NEW YORK (
TheStreet) -- Despite the continual gloomy talk about the banking industry, nine out of the ten bank holding companies owing the most bailout money for government assistance through the Troubled Assets Relief Program, or TARP, have made remarkable comebacks this year, although the lot are still trading at historically low valuations to tangible book value.
10. First Horizon
First Horizon National Corp.
(FHN - Get Report) of Memphis, Tenn. closed at $11.25 Wednesday, down 13% year-to-date. The company owes $866.5 million in TARP money.
Please see Laurie Kulikowski's coverage of
First Horizon's Long Road Back
for a look at the company's business strategy.
First Horizon returned to profitability in the second quarter, reporting net income available to common shareholders of $2.7 million, or a penny a share, following a first-quarter loss to common shareholders of $27.7 million, or 12 cents a share, and a loss of $123.2 million, or 54 cents a share, a year earlier. Net income available to common shareholders excludes dividends paid to preferred shareholders (including the government, which holds preferred shares for the TARP money), which came to $14.9 million during the second quarter.
Following the trend for many large banks that reported a boost to second-quarter earnings through
releases of loan loss reserves
, First Horizon's provision for loan losses was $70 million while net charge-offs - loan losses less recoveries - totaled $133 million during the second quarter. The "earnings release" during the second quarter was $63 million.
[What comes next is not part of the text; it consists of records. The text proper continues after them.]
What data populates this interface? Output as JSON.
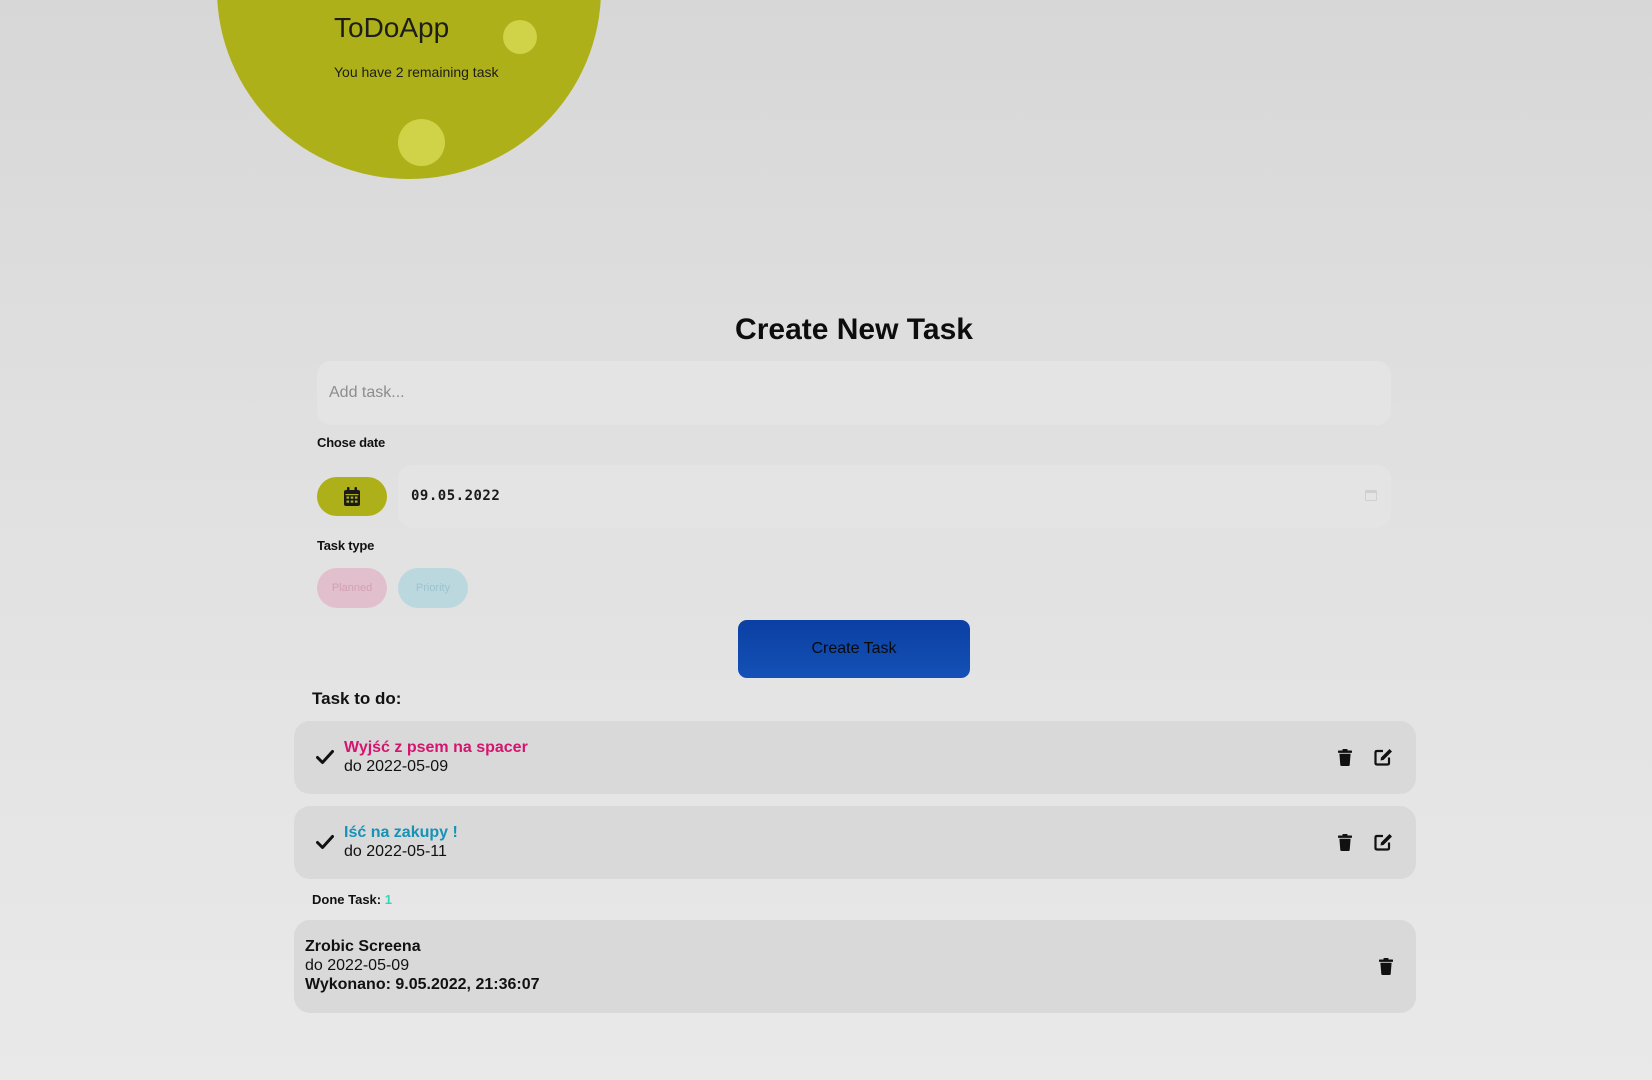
{
  "app": {
    "title": "ToDoApp",
    "subtitle": "You have 2 remaining task"
  },
  "form": {
    "heading": "Create New Task",
    "task_placeholder": "Add task...",
    "date_label": "Chose date",
    "date_value": "09.05.2022",
    "type_label": "Task type",
    "types": [
      "Planned",
      "Priority"
    ],
    "create_label": "Create Task"
  },
  "todo": {
    "title": "Task to do:",
    "items": [
      {
        "title": "Wyjść z psem na spacer",
        "due": "do 2022-05-09",
        "color": "#d6146f"
      },
      {
        "title": "Iść na zakupy !",
        "due": "do 2022-05-11",
        "color": "#1792b5"
      }
    ]
  },
  "done": {
    "label": "Done Task:",
    "count": "1",
    "count_color": "#33d6b4",
    "items": [
      {
        "title": "Zrobic Screena",
        "due": "do 2022-05-09",
        "completed": "Wykonano: 9.05.2022, 21:36:07"
      }
    ]
  },
  "colors": {
    "accent": "#adb018",
    "button": "#0b3fa3"
  },
  "icons": {
    "calendar": "calendar-icon",
    "check": "check-icon",
    "trash": "trash-icon",
    "edit": "edit-icon"
  }
}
According to regulatory data supplied by SNL Financial, First Horizon had $26.3 billion in total assets as of June 30. Nonperforming assets - including loans past due 90 or more days or in nonaccrual status and repossessed real estate - comprised 3.89% of total assets as of June 30, down from 4.52% the previous quarter and 4.83% a year earlier.
In comparison, the aggregate "noncurrent assets" ratio for all U.S. banks and thrifts reported by the
Federal Deposit Insurance Corporation
was 3.31% as of June 30.
First Horizon's annualized ratio of net charge-offs to average loans for the second quarter was 3.02%, declining from 4.13% during the first quarter and 4.62% during the second quarter of 2009. The national aggregate net charge-off ratio for the second quarter was 2.64% according to the FDIC. Loan loss reserves covered 4.42% of total loans as of June 30.
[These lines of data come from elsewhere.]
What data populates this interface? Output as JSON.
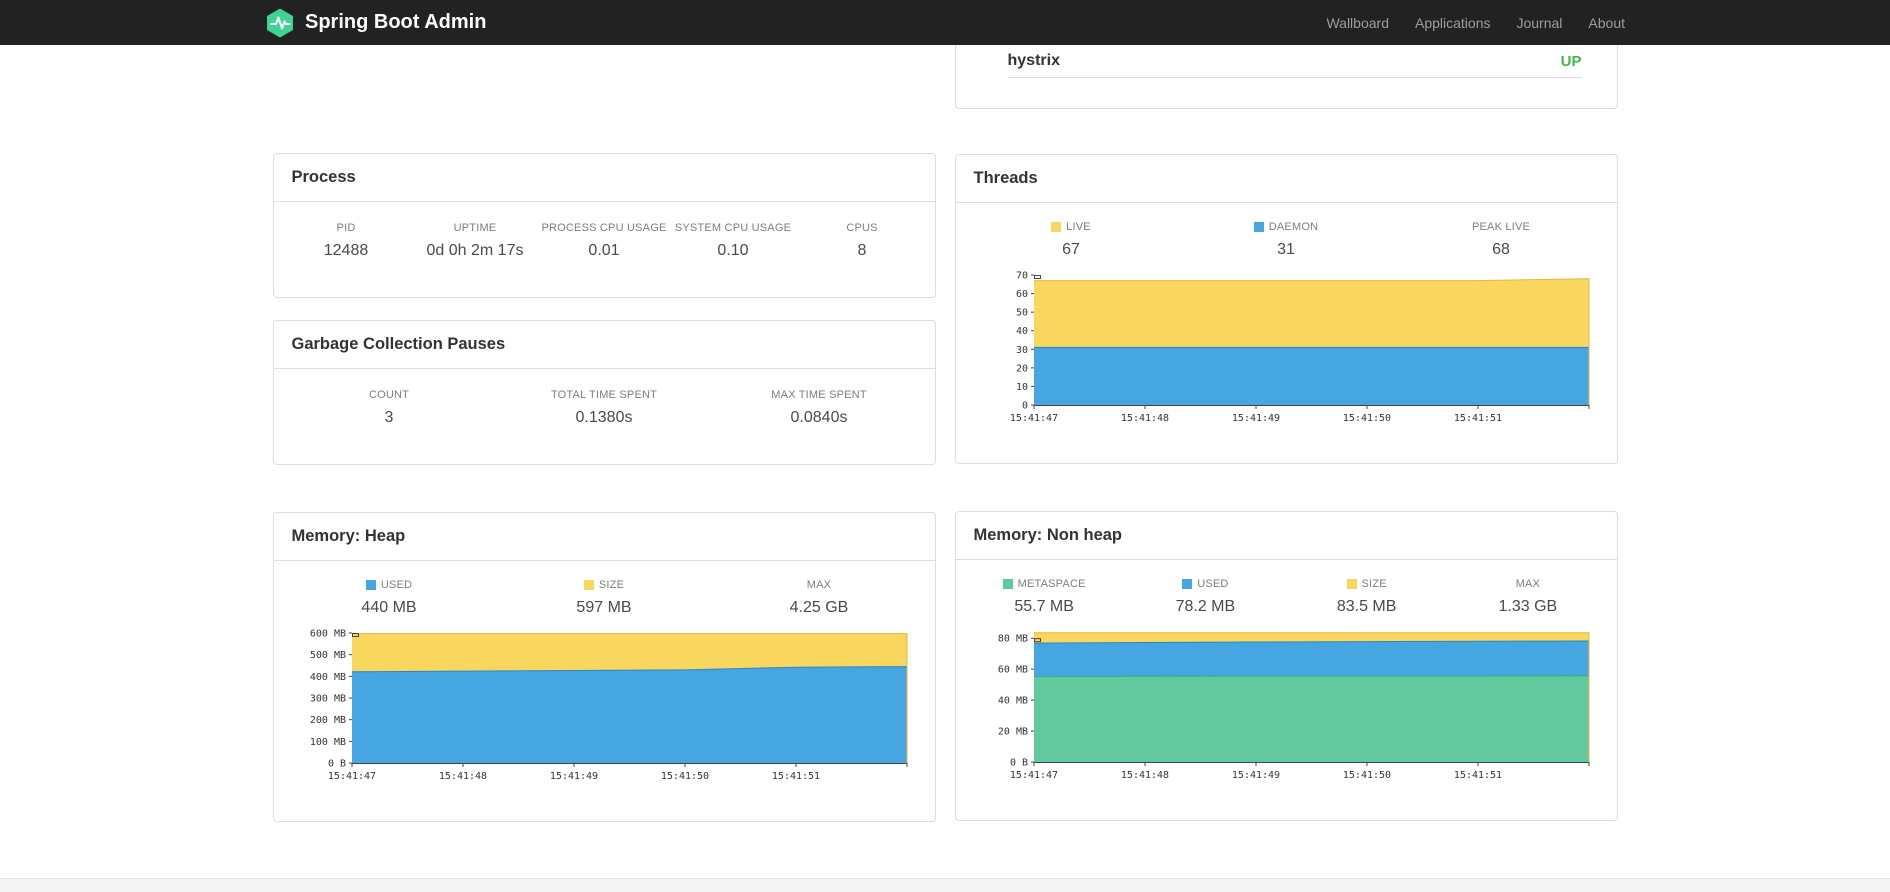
{
  "colors": {
    "brand": "#41d393",
    "navbar_bg": "#222222",
    "status_up": "#44b549"
  },
  "navbar": {
    "brand": "Spring Boot Admin",
    "items": [
      {
        "label": "Wallboard"
      },
      {
        "label": "Applications"
      },
      {
        "label": "Journal"
      },
      {
        "label": "About"
      }
    ]
  },
  "applications": {
    "rows": [
      {
        "name": "hystrix",
        "status": "UP",
        "status_color": "#44b549"
      }
    ]
  },
  "process": {
    "title": "Process",
    "stats": [
      {
        "label": "PID",
        "value": "12488"
      },
      {
        "label": "UPTIME",
        "value": "0d 0h 2m 17s"
      },
      {
        "label": "PROCESS CPU USAGE",
        "value": "0.01"
      },
      {
        "label": "SYSTEM CPU USAGE",
        "value": "0.10"
      },
      {
        "label": "CPUS",
        "value": "8"
      }
    ]
  },
  "gc": {
    "title": "Garbage Collection Pauses",
    "stats": [
      {
        "label": "COUNT",
        "value": "3"
      },
      {
        "label": "TOTAL TIME SPENT",
        "value": "0.1380s"
      },
      {
        "label": "MAX TIME SPENT",
        "value": "0.0840s"
      }
    ]
  },
  "threads": {
    "title": "Threads",
    "stats": [
      {
        "label": "LIVE",
        "value": "67",
        "swatch": "#f9d65d"
      },
      {
        "label": "DAEMON",
        "value": "31",
        "swatch": "#45a6e2"
      },
      {
        "label": "PEAK LIVE",
        "value": "68"
      }
    ]
  },
  "memory_heap": {
    "title": "Memory: Heap",
    "stats": [
      {
        "label": "USED",
        "value": "440 MB",
        "swatch": "#45a6e2"
      },
      {
        "label": "SIZE",
        "value": "597 MB",
        "swatch": "#f9d65d"
      },
      {
        "label": "MAX",
        "value": "4.25 GB"
      }
    ]
  },
  "memory_nonheap": {
    "title": "Memory: Non heap",
    "stats": [
      {
        "label": "METASPACE",
        "value": "55.7 MB",
        "swatch": "#62c99f"
      },
      {
        "label": "USED",
        "value": "78.2 MB",
        "swatch": "#45a6e2"
      },
      {
        "label": "SIZE",
        "value": "83.5 MB",
        "swatch": "#f9d65d"
      },
      {
        "label": "MAX",
        "value": "1.33 GB"
      }
    ]
  },
  "chart_data": [
    {
      "id": "threads",
      "type": "area",
      "title": "Threads",
      "stacked": true,
      "x": [
        "15:41:47",
        "15:41:48",
        "15:41:49",
        "15:41:50",
        "15:41:51"
      ],
      "ylim": [
        0,
        70
      ],
      "y_ticks": [
        0,
        10,
        20,
        30,
        40,
        50,
        60,
        70
      ],
      "y_tick_labels": [
        "0",
        "10",
        "20",
        "30",
        "40",
        "50",
        "60",
        "70"
      ],
      "series": [
        {
          "name": "DAEMON",
          "color": "#45a6e2",
          "stroke": "#2b87c8",
          "values": [
            31,
            31,
            31,
            31,
            31,
            31
          ]
        },
        {
          "name": "LIVE",
          "color": "#f9d65d",
          "stroke": "#dfbc3e",
          "values": [
            67,
            67,
            67,
            67,
            67,
            68
          ]
        }
      ]
    },
    {
      "id": "memory-heap",
      "type": "area",
      "title": "Memory: Heap",
      "stacked": true,
      "x": [
        "15:41:47",
        "15:41:48",
        "15:41:49",
        "15:41:50",
        "15:41:51"
      ],
      "ylim": [
        0,
        600
      ],
      "y_ticks": [
        0,
        100,
        200,
        300,
        400,
        500,
        600
      ],
      "y_tick_labels": [
        "0 B",
        "100 MB",
        "200 MB",
        "300 MB",
        "400 MB",
        "500 MB",
        "600 MB"
      ],
      "series": [
        {
          "name": "USED",
          "color": "#45a6e2",
          "stroke": "#2b87c8",
          "values": [
            421,
            424,
            427,
            430,
            442,
            445
          ]
        },
        {
          "name": "SIZE",
          "color": "#f9d65d",
          "stroke": "#dfbc3e",
          "values": [
            597,
            597,
            597,
            597,
            597,
            597
          ]
        }
      ]
    },
    {
      "id": "memory-nonheap",
      "type": "area",
      "title": "Memory: Non heap",
      "stacked": true,
      "x": [
        "15:41:47",
        "15:41:48",
        "15:41:49",
        "15:41:50",
        "15:41:51"
      ],
      "ylim": [
        0,
        84
      ],
      "y_ticks": [
        0,
        20,
        40,
        60,
        80
      ],
      "y_tick_labels": [
        "0 B",
        "20 MB",
        "40 MB",
        "60 MB",
        "80 MB"
      ],
      "series": [
        {
          "name": "METASPACE",
          "color": "#62c99f",
          "stroke": "#43ad85",
          "values": [
            55.2,
            55.3,
            55.4,
            55.5,
            55.6,
            55.7
          ]
        },
        {
          "name": "USED",
          "color": "#45a6e2",
          "stroke": "#2b87c8",
          "values": [
            76.8,
            77.2,
            77.5,
            77.8,
            78.0,
            78.2
          ]
        },
        {
          "name": "SIZE",
          "color": "#f9d65d",
          "stroke": "#dfbc3e",
          "values": [
            83.5,
            83.5,
            83.5,
            83.5,
            83.5,
            83.5
          ]
        }
      ]
    }
  ]
}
While First Horizon's net interest margin - essentially the difference between a bank's average yield on loans and investments - followed the industry trend in the low interest rate environment, increasing to a tax-adjusted 3.19% for the second quarter from 3.06% a year earlier. The national aggregate net interest margin for the second quarter was 3.81% according to the FDIC, increasing from 3.43% a year earlier.
As of June 30, First Horizon's Tier 1 leverage ratio was 13.74% and its total risk-based capital ratio was 21.34%, well-above the 5% and 10% required for most banks to be considered
by regulators and the highest regulatory capital ratios among this group of ten holding companies.
Of course, regulatory capital includes the TARP money. As discussed in
Bank Stocks: Taking Off the Rose-Colored Glasses
, investors and analysts have focused during the credit crisis on banks' tangible common equity ratios, which exclude all preferred and trust-preferred equity classes. Analysts typically consider 7% to be a good level of tangible common equity for a profitable bank in the current environment. First Horizon's TCE ratio as of June 30 was 7.63%.
Shares trade for 1.3 times tangible book value, which would have been considered quite low before the crisis but is actually on the high-side for this group of ten bank holding companies. Looking at share price multiples to forward earnings, First Horizon trades for 24.5 times the 2011 consensus earnings estimate of 46 cents a share among analysts polled by Thomson Reuters. The shares trade for 11.8 times the 2012 consensus earnings estimate of 95 cents a share.
Out of 24 analysts covering the shares, nine rate First Horizon a buy, 14 recommend holding the shares and one analyst recommends investors sell the shares.